The American constitutional order, as Mr. Hankins acknowledges, is profoundly Augustinian in its outlook -- it reasons from the fallenness of humanity. The U.S. Constitution assumes, as the Founders did, that bad rulers were a normal and inevitable part of political life. The way to deal with that reality -- so an Augustinian like me might say -- would be to erect legal checks on political power and not, as Petrarch and other humanists thought, to cultivate a more virtuous ruling class.

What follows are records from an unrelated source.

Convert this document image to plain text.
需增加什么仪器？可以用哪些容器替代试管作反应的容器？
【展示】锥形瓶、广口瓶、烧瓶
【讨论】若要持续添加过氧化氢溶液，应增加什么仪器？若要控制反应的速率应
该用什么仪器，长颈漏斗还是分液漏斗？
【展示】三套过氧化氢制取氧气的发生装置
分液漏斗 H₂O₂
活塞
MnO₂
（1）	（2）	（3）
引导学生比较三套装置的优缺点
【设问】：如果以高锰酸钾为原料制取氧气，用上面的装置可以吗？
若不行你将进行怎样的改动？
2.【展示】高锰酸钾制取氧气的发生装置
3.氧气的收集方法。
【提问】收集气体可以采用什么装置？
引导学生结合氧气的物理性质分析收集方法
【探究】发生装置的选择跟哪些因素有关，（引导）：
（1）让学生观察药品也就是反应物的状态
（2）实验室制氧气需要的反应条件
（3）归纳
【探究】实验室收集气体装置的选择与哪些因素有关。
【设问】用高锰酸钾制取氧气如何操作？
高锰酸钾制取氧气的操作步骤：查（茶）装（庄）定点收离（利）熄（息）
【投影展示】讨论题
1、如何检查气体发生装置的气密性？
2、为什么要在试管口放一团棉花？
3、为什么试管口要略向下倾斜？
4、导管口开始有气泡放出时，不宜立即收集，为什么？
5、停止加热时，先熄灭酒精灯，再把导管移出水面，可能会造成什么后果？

Mr. Hankins considers himself a classical liberal -- "I think less government is better than more." But he doesn't see Anglo-American constitutionalism as the final word on political thought. "Look at the humanities George Washington was trained in," he says. "If you read about Washington's education, it was basically on a Renaissance humanist model -- not only memorizing moral maxims but reading Plutarch and Roman history and the famous plays of antiquity that were so crucial in communicating proper forms of behavior."
I try to suggest a compromise: Surely we're not going back to virtue-based politics, but maybe there are things we can learn from the humanist tradition? Mr. Hankins rejects the premise. "I'm not sure I agree with that. You need a moral revolution to make it happen, but political meritocracy is something that can be revived, in my view."

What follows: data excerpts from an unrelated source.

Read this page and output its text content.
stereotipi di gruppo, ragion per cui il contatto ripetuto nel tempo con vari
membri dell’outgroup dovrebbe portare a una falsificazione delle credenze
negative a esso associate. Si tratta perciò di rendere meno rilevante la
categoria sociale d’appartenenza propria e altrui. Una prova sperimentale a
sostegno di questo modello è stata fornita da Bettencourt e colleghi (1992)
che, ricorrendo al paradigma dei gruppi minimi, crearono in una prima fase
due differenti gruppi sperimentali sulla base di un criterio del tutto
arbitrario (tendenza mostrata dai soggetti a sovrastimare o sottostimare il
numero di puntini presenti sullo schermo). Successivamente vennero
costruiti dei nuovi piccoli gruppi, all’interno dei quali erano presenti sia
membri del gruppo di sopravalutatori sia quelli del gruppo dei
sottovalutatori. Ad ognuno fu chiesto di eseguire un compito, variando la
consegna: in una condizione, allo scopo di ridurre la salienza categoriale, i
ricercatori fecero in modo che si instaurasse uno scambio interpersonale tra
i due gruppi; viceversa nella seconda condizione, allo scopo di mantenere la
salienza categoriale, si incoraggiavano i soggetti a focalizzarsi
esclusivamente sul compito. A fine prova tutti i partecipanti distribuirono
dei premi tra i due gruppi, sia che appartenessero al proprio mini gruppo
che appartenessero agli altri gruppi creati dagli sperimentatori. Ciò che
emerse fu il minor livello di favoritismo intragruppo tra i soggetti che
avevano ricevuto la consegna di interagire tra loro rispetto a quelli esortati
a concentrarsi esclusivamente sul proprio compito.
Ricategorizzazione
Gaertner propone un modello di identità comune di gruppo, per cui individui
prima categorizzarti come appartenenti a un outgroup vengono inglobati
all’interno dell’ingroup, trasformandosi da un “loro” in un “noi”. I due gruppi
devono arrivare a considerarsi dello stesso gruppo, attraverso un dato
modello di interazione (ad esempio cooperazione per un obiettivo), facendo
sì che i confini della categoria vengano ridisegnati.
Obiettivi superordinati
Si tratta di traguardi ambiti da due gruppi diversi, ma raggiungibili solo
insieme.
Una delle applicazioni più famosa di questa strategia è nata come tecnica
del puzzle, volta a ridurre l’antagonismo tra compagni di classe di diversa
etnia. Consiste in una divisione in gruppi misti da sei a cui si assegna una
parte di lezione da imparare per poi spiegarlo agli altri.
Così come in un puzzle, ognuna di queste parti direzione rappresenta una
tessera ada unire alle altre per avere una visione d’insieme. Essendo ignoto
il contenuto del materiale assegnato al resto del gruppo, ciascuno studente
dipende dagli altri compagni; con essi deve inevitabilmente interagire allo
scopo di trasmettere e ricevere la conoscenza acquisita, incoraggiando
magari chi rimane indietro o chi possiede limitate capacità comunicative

Mr. Hankins, 67, has been teaching at Harvard for 37 years and speaks with affection about his students. "The younger generation out there is disgusted with the older one," he says. "The people who get all the attention from the press are the woke, but there's another big part of the young population that's ready for a moral revolution."
And not just in the U.S. He has traveled and taught in China and says "it's happening there, too, subterraneously. It's building. The scientism. The abdication of moral judgment. The idea that our leaders are just following the science, following the algorithms, following the experts, and we're not even going to look into the faces of people who are losing their jobs because we shut the economy down? We're going to let our grandparents die in isolation and talk to them on iPhones as they're dying? It's obscene."

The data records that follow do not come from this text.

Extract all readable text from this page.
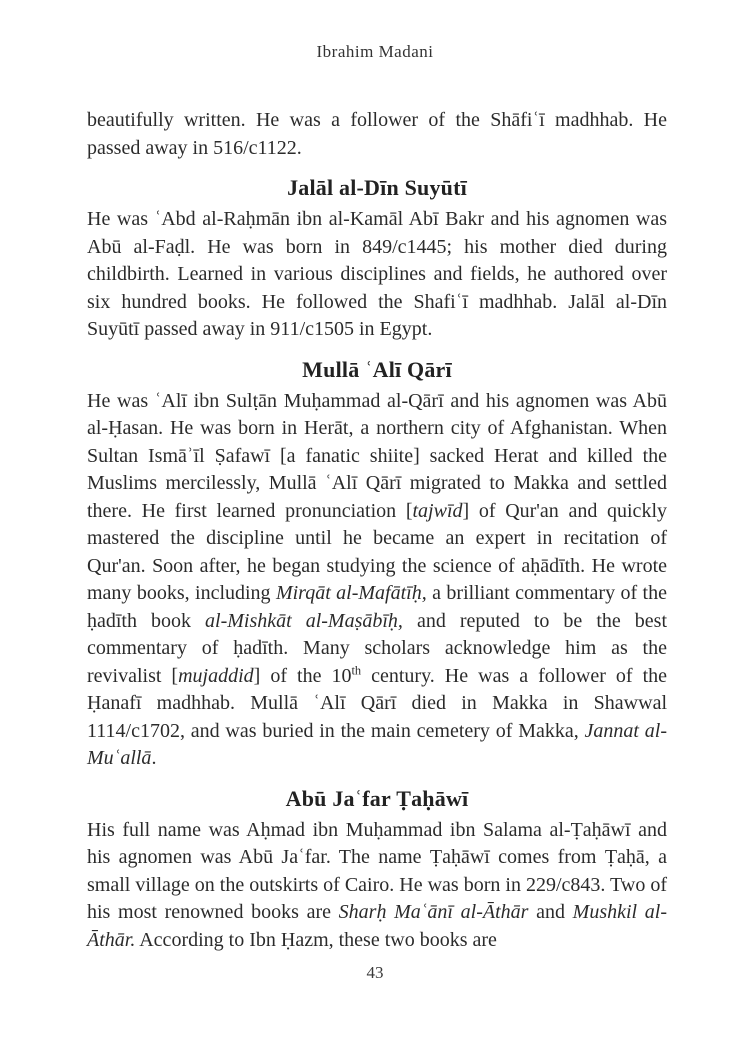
Ibrahim Madani

beautifully written. He was a follower of the Shāfiʿī madhhab. He passed away in 516/c1122.

Jalāl al-Dīn Suyūtī

He was ʿAbd al-Raḥmān ibn al-Kamāl Abī Bakr and his agnomen was Abū al-Faḍl. He was born in 849/c1445; his mother died during childbirth. Learned in various disciplines and fields, he authored over six hundred books. He followed the Shafiʿī madhhab. Jalāl al-Dīn Suyūtī passed away in 911/c1505 in Egypt.

Mullā ʿAlī Qārī

He was ʿAlī ibn Sulṭān Muḥammad al-Qārī and his agnomen was Abū al-Ḥasan. He was born in Herāt, a northern city of Afghanistan. When Sultan Ismāʾīl Ṣafawī [a fanatic shiite] sacked Herat and killed the Muslims mercilessly, Mullā ʿAlī Qārī migrated to Makka and settled there. He first learned pronunciation [tajwīd] of Qur'an and quickly mastered the discipline until he became an expert in recitation of Qur'an. Soon after, he began studying the science of aḥādīth. He wrote many books, including Mirqāt al-Mafātīḥ, a brilliant commentary of the ḥadīth book al-Mishkāt al-Maṣābīḥ, and reputed to be the best commentary of ḥadīth. Many scholars acknowledge him as the revivalist [mujaddid] of the 10th century. He was a follower of the Ḥanafī madhhab. Mullā ʿAlī Qārī died in Makka in Shawwal 1114/c1702, and was buried in the main cemetery of Makka, Jannat al-Muʿallā.

Abū Jaʿfar Ṭaḥāwī

His full name was Aḥmad ibn Muḥammad ibn Salama al-Ṭaḥāwī and his agnomen was Abū Jaʿfar. The name Ṭaḥāwī comes from Ṭaḥā, a small village on the outskirts of Cairo. He was born in 229/c843. Two of his most renowned books are Sharḥ Maʿānī al-Āthār and Mushkil al-Āthār. According to Ibn Ḥazm, these two books are

43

All this talk about venal, incompetent leaders made me wonder about that short list of Mr. Hankins's. Who's on it? "I think, for example, of some genuinely accomplished people who went to work for the Trump White House out of a sense of duty, knowing the hell they'd take for it. James Mattis, William Barr, Mike Esper, Don McGahn, some others."
On the subject of Donald Trump, we each lament the inability of some otherwise serious people, on the left and the right, to talk about the 45th president in anything but the language of civilizational catastrophe. Why is Mr. Hankins, the author of a 700-page book on virtuous political leadership, not similarly undone by Mr. Trump? Because his profession has prepared him to take the long view.
"I think of it as an historian," he says. "Many people don't think deeply about what it would be like to live in a different time. They have no sense of comparison. Thinking long about history, you get a much broader view of human life. History is a road to sanity."" [1]
1. The Weekend Interview with James Hankins: The Case for an American Revolution in Morals
Swaim, Barton.
Wall Street Journal, Eastern edition; New York, N.Y. [New York, N.Y]. 20 Aug 2022: A.11.